ON THE MASSACRE OF THE CHRISTIANS IN BULGARIA

      Christ, dost Thou live indeed? or are Thy bones

      Still straitened in their rock-hewn sepulchre?

      And was Thy Rising only dreamed by her

      Whose love of Thee for all her sin atones?

      For here the air is horrid with men’s groans,

      The priests who call upon Thy name are slain,

      Dost Thou not hear the bitter wail of pain

      From those whose children lie upon the stones?

      Come down, O Son of God! incestuous gloom

      Curtains the land, and through the starless night

      Over Thy Cross a Crescent moon I see!

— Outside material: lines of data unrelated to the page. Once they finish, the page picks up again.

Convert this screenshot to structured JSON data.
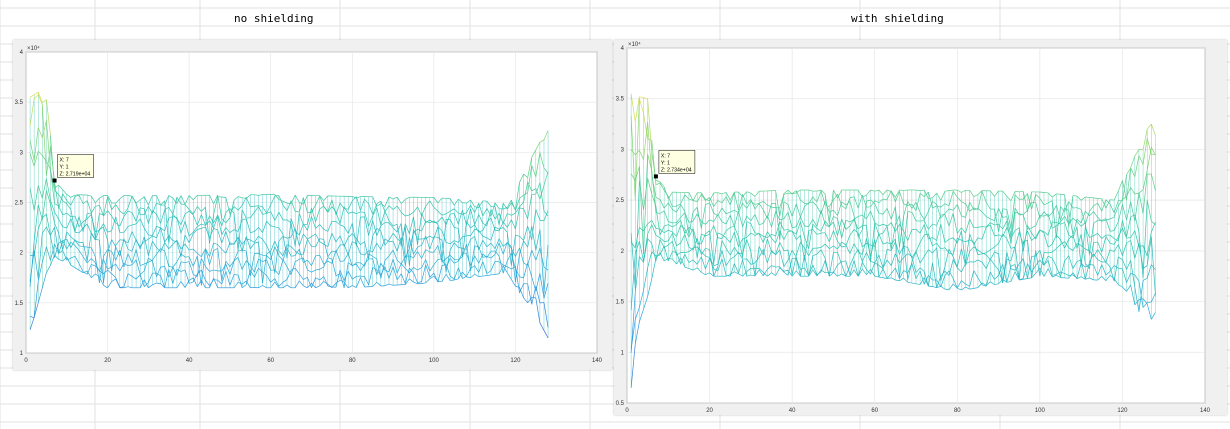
{
  "sheet": {
    "label_left": "no shielding",
    "label_right": "with shielding"
  },
  "chart_data": [
    {
      "type": "line",
      "subtype": "3d-mesh-side-view",
      "title": "",
      "xlabel": "",
      "ylabel": "",
      "xlim": [
        0,
        140
      ],
      "ylim": [
        1,
        4
      ],
      "y_exponent_label": "×10⁴",
      "xticks": [
        0,
        20,
        40,
        60,
        80,
        100,
        120,
        140
      ],
      "yticks": [
        1,
        1.5,
        2,
        2.5,
        3,
        3.5,
        4
      ],
      "ytick_labels": [
        "1",
        "1.5",
        "2",
        "2.5",
        "3",
        "3.5",
        "4"
      ],
      "grid": true,
      "colormap": [
        "#3f6fd8",
        "#2aa6dd",
        "#2cc4b0",
        "#6fd27a",
        "#e8e050"
      ],
      "series_profile": {
        "x": [
          1,
          3,
          5,
          7,
          10,
          20,
          40,
          60,
          80,
          100,
          118,
          121,
          124,
          126,
          128
        ],
        "top_envelope": [
          3.55,
          3.6,
          3.62,
          2.72,
          2.58,
          2.57,
          2.57,
          2.58,
          2.56,
          2.55,
          2.5,
          2.7,
          2.95,
          3.1,
          3.25
        ],
        "bottom_envelope": [
          1.2,
          1.5,
          1.8,
          1.95,
          1.9,
          1.65,
          1.65,
          1.65,
          1.65,
          1.7,
          1.8,
          1.6,
          1.45,
          1.3,
          1.15
        ]
      },
      "datatip": {
        "x": 7,
        "y": 1,
        "z": 27190,
        "lines": [
          "X: 7",
          "Y: 1",
          "Z: 2.719e+04"
        ]
      }
    },
    {
      "type": "line",
      "subtype": "3d-mesh-side-view",
      "title": "",
      "xlabel": "",
      "ylabel": "",
      "xlim": [
        0,
        140
      ],
      "ylim": [
        0.5,
        4
      ],
      "y_exponent_label": "×10⁴",
      "xticks": [
        0,
        20,
        40,
        60,
        80,
        100,
        120,
        140
      ],
      "yticks": [
        0.5,
        1,
        1.5,
        2,
        2.5,
        3,
        3.5,
        4
      ],
      "ytick_labels": [
        "0.5",
        "1",
        "1.5",
        "2",
        "2.5",
        "3",
        "3.5",
        "4"
      ],
      "grid": true,
      "colormap": [
        "#3f6fd8",
        "#2aa6dd",
        "#2cc4b0",
        "#6fd27a",
        "#e8e050"
      ],
      "series_profile": {
        "x": [
          1,
          3,
          5,
          7,
          10,
          20,
          40,
          60,
          80,
          100,
          118,
          121,
          124,
          126,
          128
        ],
        "top_envelope": [
          3.55,
          3.52,
          3.5,
          2.73,
          2.58,
          2.57,
          2.6,
          2.6,
          2.6,
          2.58,
          2.5,
          2.8,
          3.0,
          3.2,
          3.3
        ],
        "bottom_envelope": [
          0.65,
          1.3,
          1.55,
          1.9,
          1.9,
          1.75,
          1.75,
          1.75,
          1.6,
          1.75,
          1.7,
          1.6,
          1.4,
          1.3,
          1.35
        ]
      },
      "datatip": {
        "x": 7,
        "y": 1,
        "z": 27340,
        "lines": [
          "X: 7",
          "Y: 1",
          "Z: 2.734e+04"
        ]
      }
    }
  ]
}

      If Thou in very truth didst burst the tomb

      Come down, O Son of Man! and show Thy might

      Lest Mahomet be crowned instead of Thee!

      QUANTUM MUTATA

      There was a time in Europe long ago

         When no man died for freedom anywhere,

         But England’s lion leaping from its lair

      Laid hands on the oppressor! it was so

      While England could a great Republic show.

         Witness the men of Piedmont, chiefest care

         Of Cromwell, when with impotent despair

      The Pontiff in his painted portico

      Trembled before our stern ambassadors.

         How comes it then that from such high estate

         We have thus fallen, save that Luxury

      With barren merchandise piles up the gate

      Where noble thoughts and deeds should enter by:

         Else might we still be Milton’s heritors.